Qui se souvient des 22 strophes du «bon roi Dagobert» si tant est qu’on les ait jamais sues? On chante moins à l’ère de l’Ipod, pourtant, devenues rondes enfantines, certaines chansons populaires sont toujours fredonnées: «Au clair de la lune», «La mère Michel», «Sur le pont d’Avignon» et quelques autres. Mais sait-on l’histoire de ces chansons qui en disent long sur nos us et coutumes? Textes et mélodies se modifient au gré des peuples et des époques. Leur point commun: les auteurs sont inconnus.
On doit au regretté Henri Cornaz, imprimeur, à sa passion pour la vie musicale de notre pays, d’avoir édité aux éditions de la Thièle qu’il dirigeait deux épais volumes avec la patiente et étonnante récolte de chansons populaires faites par Jacques Urbain, ouvrier-peintre-poète. Celui-ci avait collectionné des milliers de versions, classées par genre. Sorti en 1977-78, cet ouvrage reste une mine de renseignements qu’on lit comme un roman.
Une œuvre collective anonyme
Si elles sont anonymes, les chansons populaires deviennent une œuvre collective, transmise par tradition orale. Mais ne cédons pas à la notion romantique qui voudrait qu’elles soient nées spontanément au sein du peuple. «Il ne viendrait à l’idée d’aucun folkloriste sérieux de contester l’influence directe ou indirecte de la poésie lettrée dans la formation des chants populaires. Il va de soi que cet art naïf, rustique et anonyme a passablement emprunté aux auteurs savants et réciproquement.»
Nos chansons populaires romandes, nous apprend Jacques Urbain, descendent de la tradition orale de France, à laquelle sont affiliées les traditions canadiennes, belges, piémontaises et catalanes. Il en est même, comme «La courte paille» originaire du Poitou et de Bretagne, dont on va trouver des versions scandinaves datant du 16e siècle.
A noter que mélodie et texte ont souvent évolué indépendamment l’un de l’autre et qu’on ne mettra jamais tous les spécialistes d’accord pour dire soit que l’air fait la chanson, soit que le texte est l’élément principal et que la mélodie n’a que fonction de décoration!
Que révèlent ces chansons populaires?
Mais que nous révèlent donc ces chansons? «En arrivant chez nous, nombre de ces chansons venues de France se sont naturalisées, accommodées à nos idées, nos mœurs et nos goûts.» Comme elles l’ont fait partout où elles ont été chantées. Des 17 versions signalées entre le 16e et le 19e siècle de «En passant par la Lorraine», celle que nous connaissons a été publiée en 1934 à l’usage des soldats de Suisse romande, dans un chansonnier militaire préfacé par celui qui deviendra le général Guisan.
Cette chanson «était déjà à la mode au début du règne de François 1er et fait allusion à Anne de Bretagne (1476-1514), duchesse devenue deux fois reine à la suite de ces deux mariages. «Cadet Rousselle» fait allusion à un Jean de Nivelle connu déjà au 12e siècle, docteur en théologie, prédicateur à la cathédrale de Liège, dont on prétend que «son chien s’enfuit quand on l’appelle». Cette chanson, par ailleurs, nous rappelle qu’ici comme dans d’autres textes, tout marche par trois: 3 habits, 3 beaux yeux, 3 cheveux, 3 garçons, 3 gros chiens, 3 chats, etc.

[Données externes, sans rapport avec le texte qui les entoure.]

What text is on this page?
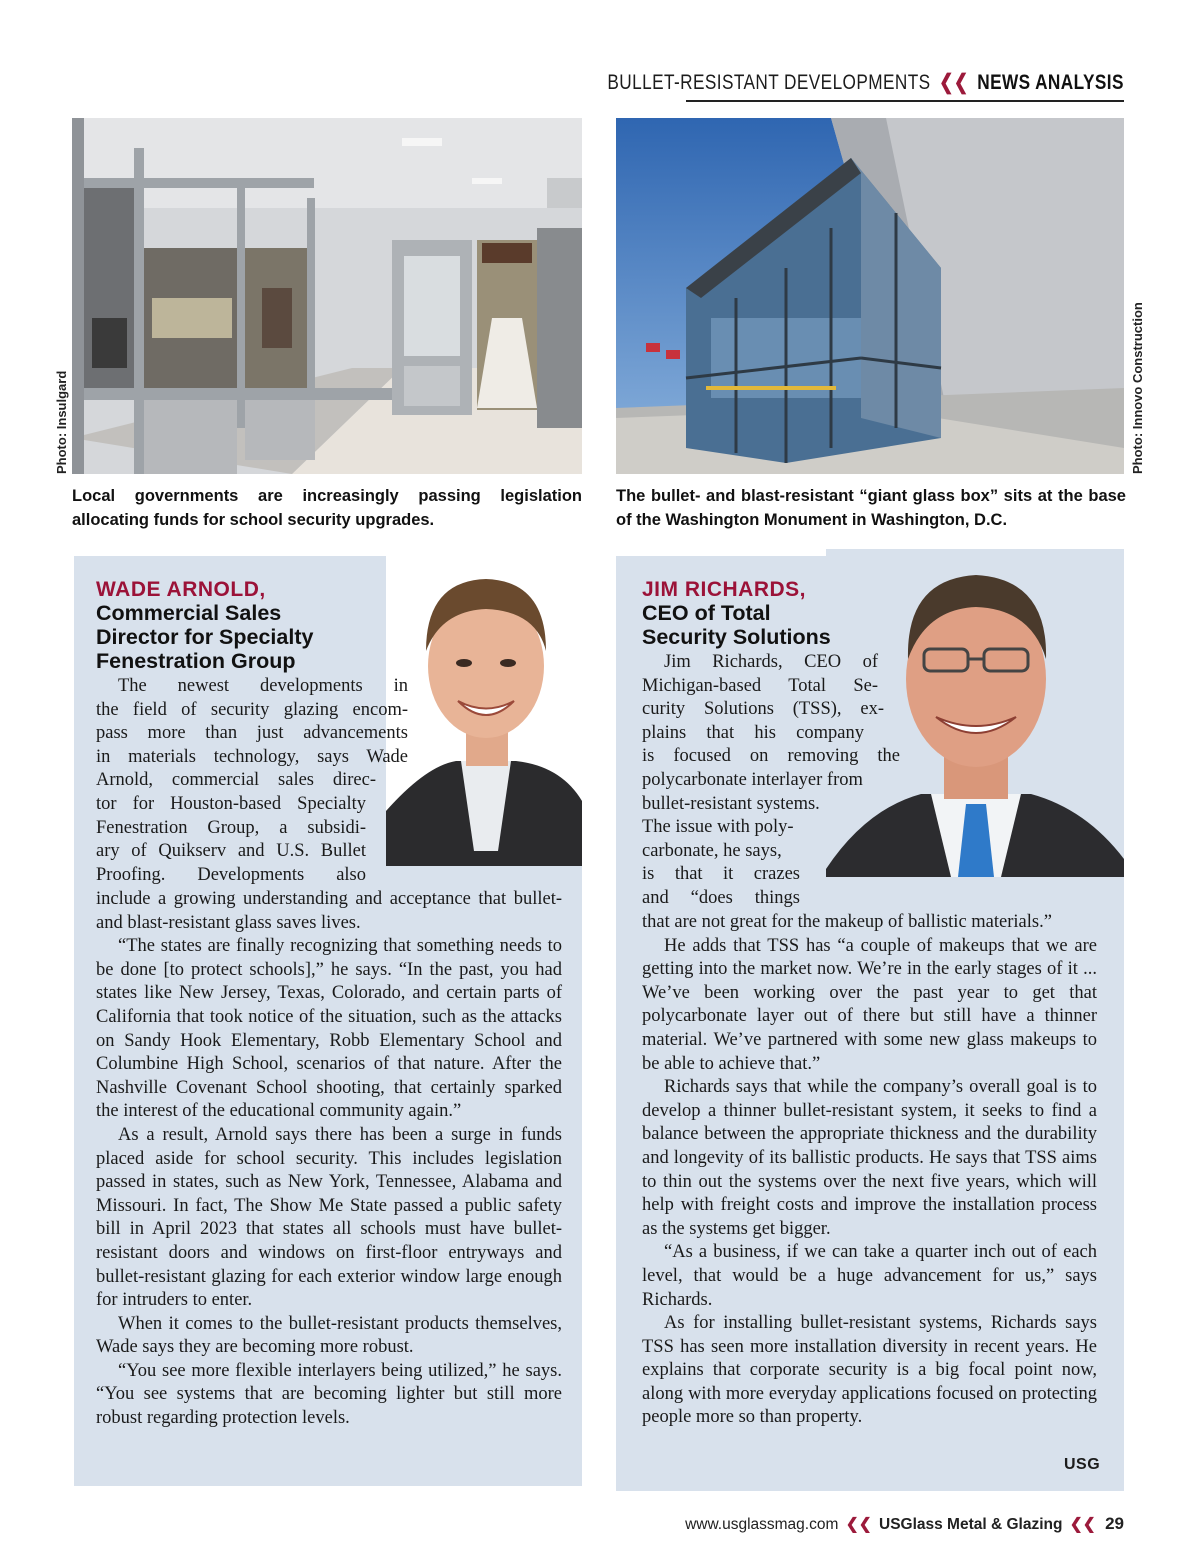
BULLET-RESISTANT DEVELOPMENTS ❮❮ NEWS ANALYSIS
Photo: Insulgard	Photo: Innovo Construction
Local governments are increasingly passing legislation allocating funds for school security upgrades.
The bullet- and blast-resistant “giant glass box” sits at the base of the Washington Monument in Washington, D.C.
WADE ARNOLD,
Commercial Sales
Director for Specialty
Fenestration Group
The newest developments in
the field of security glazing encom-
pass more than just advancements
in materials technology, says Wade
Arnold, commercial sales direc-
tor for Houston-based Specialty
Fenestration Group, a subsidi-
ary of Quikserv and U.S. Bullet
Proofing. Developments also

include a growing understanding and acceptance that bullet- and blast-resistant glass saves lives.

“The states are finally recognizing that something needs to be done [to protect schools],” he says. “In the past, you had states like New Jersey, Texas, Colorado, and certain parts of California that took notice of the situation, such as the attacks on Sandy Hook Elementary, Robb Elementary School and Columbine High School, scenarios of that nature. After the Nashville Covenant School shooting, that certainly sparked the interest of the educational community again.”

As a result, Arnold says there has been a surge in funds placed aside for school security. This includes legislation passed in states, such as New York, Tennessee, Alabama and Missouri. In fact, The Show Me State passed a public safety bill in April 2023 that states all schools must have bullet-resistant doors and windows on first-floor entryways and bullet-resistant glazing for each exterior window large enough for intruders to enter.

When it comes to the bullet-resistant products themselves, Wade says they are becoming more robust.

“You see more flexible interlayers being utilized,” he says. “You see systems that are becoming lighter but still more robust regarding protection levels.

JIM RICHARDS,
CEO of Total
Security Solutions
Jim Richards, CEO of
Michigan-based Total Se-
curity Solutions (TSS), ex-
plains that his company
is focused on removing the
polycarbonate interlayer from
bullet-resistant systems.
The issue with poly-
carbonate, he says,
is that it crazes
and “does things

that are not great for the makeup of ballistic materials.”

He adds that TSS has “a couple of makeups that we are getting into the market now. We’re in the early stages of it ... We’ve been working over the past year to get that polycarbonate layer out of there but still have a thinner material. We’ve partnered with some new glass makeups to be able to achieve that.”

Richards says that while the company’s overall goal is to develop a thinner bullet-resistant system, it seeks to find a balance between the appropriate thickness and the durability and longevity of its ballistic products. He says that TSS aims to thin out the systems over the next five years, which will help with freight costs and improve the installation process as the systems get bigger.

“As a business, if we can take a quarter inch out of each level, that would be a huge advancement for us,” says Richards.

As for installing bullet-resistant systems, Richards says TSS has seen more installation diversity in recent years. He explains that corporate security is a big focal point now, along with more everyday applications focused on protecting people more so than property.

USG
www.usglassmag.com ❮❮ USGlass Metal & Glazing ❮❮ 29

Les 22 strophes du «Roi Dagobert» sont sans doute une façon de broder au gré des événements sur un thème, probablement fort ancien. Dagobert était un roi mérovingien de 600 à 639, fondateur de l’Abbaye de St-Denis et Saint Eloi, évêque de Noyon, avait de remarquables qualités d’orfèvre.
Les quelque mille pages des deux volumes de Jacques Urbain ne suffisent pas à raconter la chanson populaire, mais découvrent un pan de ce qui se cache derrière des textes et des mélodies devenues rondes enfantines, chansons de marche ou de garnison.
La Chanson populaire en Suisse Romande, Edition Revue Musicale de Suisse Romande et Editions de la Thièle, Yverdon (CH), 1977 et 1978. Diffusion Payot, Lausanne, 1978.